Aujourd ‘hui Alain Delon est mort. Well, he didn’t die today but does remain deceased after his weekend departure aged 88, so interpret the grammar as you will. And, if the line sounds strangely familiar, it’s because it’s a straight lift from the opening of Albert Camus’ L’Etranger.

Where they meet is in representing a certain encapsulation of things Gallic. Or at least une certaine idée de la France. Philosophical, vaguely criminal, indefinably cool and, of course, dead.

A friend and I used to joke about certain ever-embellished French caricatures. Glancing to the right was Gaston. Overalls as blue as his five o’clock shadow and the smoke from the rough fag stuck to his lower lip. A lip downturned in resignation, the shoulders raised in a permanent incipient shrug and his hands grasping the wheel of a bull-nosed Berliet truck.  

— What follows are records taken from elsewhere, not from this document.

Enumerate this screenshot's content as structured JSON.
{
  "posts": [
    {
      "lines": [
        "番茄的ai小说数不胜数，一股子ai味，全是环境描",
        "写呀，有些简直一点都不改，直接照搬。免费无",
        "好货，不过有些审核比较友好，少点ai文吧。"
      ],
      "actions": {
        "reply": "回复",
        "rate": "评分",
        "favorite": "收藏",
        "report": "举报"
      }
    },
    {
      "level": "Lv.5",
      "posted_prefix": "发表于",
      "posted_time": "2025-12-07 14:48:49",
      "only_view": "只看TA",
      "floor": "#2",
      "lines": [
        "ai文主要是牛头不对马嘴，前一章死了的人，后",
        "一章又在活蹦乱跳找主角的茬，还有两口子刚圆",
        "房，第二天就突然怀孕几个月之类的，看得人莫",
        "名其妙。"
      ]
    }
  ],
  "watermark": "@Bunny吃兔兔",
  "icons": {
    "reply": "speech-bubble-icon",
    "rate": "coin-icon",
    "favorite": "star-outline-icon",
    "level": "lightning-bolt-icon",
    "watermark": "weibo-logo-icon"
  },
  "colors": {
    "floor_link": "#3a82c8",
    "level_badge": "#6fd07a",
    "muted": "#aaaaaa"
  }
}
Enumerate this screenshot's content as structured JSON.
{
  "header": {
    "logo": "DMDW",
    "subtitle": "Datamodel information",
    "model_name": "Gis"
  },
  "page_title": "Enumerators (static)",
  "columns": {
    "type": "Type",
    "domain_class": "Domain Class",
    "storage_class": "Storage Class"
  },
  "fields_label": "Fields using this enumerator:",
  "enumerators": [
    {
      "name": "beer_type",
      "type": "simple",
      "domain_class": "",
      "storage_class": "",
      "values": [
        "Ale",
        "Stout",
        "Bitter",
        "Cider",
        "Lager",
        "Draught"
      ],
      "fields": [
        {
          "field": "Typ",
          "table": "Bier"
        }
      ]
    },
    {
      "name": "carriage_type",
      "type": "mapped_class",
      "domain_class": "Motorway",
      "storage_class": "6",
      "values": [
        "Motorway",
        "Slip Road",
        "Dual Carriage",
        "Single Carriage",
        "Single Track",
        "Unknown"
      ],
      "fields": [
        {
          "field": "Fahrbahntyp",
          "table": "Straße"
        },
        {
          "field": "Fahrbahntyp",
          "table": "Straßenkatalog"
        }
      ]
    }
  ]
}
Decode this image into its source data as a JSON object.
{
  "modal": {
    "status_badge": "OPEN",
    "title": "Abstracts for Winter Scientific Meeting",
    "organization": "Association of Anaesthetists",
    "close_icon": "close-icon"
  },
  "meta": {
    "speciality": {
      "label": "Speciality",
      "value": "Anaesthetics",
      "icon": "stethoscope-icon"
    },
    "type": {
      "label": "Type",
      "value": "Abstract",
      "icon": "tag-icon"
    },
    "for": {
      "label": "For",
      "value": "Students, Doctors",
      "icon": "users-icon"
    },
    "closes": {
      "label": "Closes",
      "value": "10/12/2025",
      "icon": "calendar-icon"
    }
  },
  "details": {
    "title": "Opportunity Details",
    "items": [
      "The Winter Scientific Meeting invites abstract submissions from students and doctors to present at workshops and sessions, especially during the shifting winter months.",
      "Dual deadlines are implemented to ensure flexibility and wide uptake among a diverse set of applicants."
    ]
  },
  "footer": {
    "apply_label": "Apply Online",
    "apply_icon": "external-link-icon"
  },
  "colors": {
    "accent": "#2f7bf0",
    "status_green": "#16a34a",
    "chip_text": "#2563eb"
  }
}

To the left was a man whose role was to step forever from a doorway, raincoat collar up, pausing only to stub his mégot underfoot. As he did so, he would inevitably turn to moody black and white, the dissipating smoke clearing to reveal joylessly handsome features. He would head to a tabac where he would meet an impossibly beautiful girl who loved him wordlessly and melancholically. Coffee, cigarettes, and what Mick Jagger once referred to as “the tyranny of cool”.

This latter undoubtedly had his roots in Alain Delon. A man who got lucky. He drifted into acting on the basis of his looks. But rarely looked happy about it. “What I am is an accident. I have been placed in an orbit and I have to stay there and just be.” He once told a French TV interviewer.

“Very quickly and very early on I was alone fighting against the elements, against life, against people, against the difficulties of life.” 

Sometimes, characters write themselves and, often referring to himself in the third person, Delon seemed to do so using a French archetype. The lone wolf, a man alone, the outsider, l’étranger.

Accused often of playing “a handsome man with a pistol”, this was in no small part because he was a handsome man with a pistol. His early years were marked by stealing guns while in military service and his latter years by keeping them all over the house. “I can’t open a draw”, said his first wife Natalie, “without finding a gun in it.”

His life seemed to be a series of sexual scrapes and criminal scandals involving his close proximity to murder.

All of which, life imitating art, brings me neatly to the coincidence of having recently watched Deux Hommes Dans La Ville (Two Men in Town) in which Delon plays a criminal released early on parole from a 12-stretch.

Try as he might to go straight under the patronage of Germain Cazeneuve, a former policeman devoted to the redemption of serial criminals played by a lugubrious Jean Gabin, everything conspires against him. 

The policeman who originally arrested him spots him in a chance encounter with known criminals and begins a campaign of harassment. His faithful wife is killed in a road accident and, on finding love again in the form of Lucy, her mistreatment at the hands of the same persecuting policeman leads, like Meursault in L’Étranger , to the guillotine. A scene Delon plays with affecting simplicity. 

“Very quickly and very early on I was alone fighting against the elements, against life, against people, against the difficulties of life.” 

Across that life, Delon was prone to giving interviews of great grandiosity in which it was hard to tell whether he was making it up for his own amusement and in which it was also hard to tell whether life was imitating art or vice versa. No finer example than Deux Hommes dans La Ville. 

Which leaves us wondering whether he was a fine actor – he was given many awards and a Légion d’Honneur – or the self-described accident and simply ‘Delon’, third person singular. 

Either way, he remains that man stepping forever from a doorway under the tyranny of cool; caricature and, sorry, “icon”.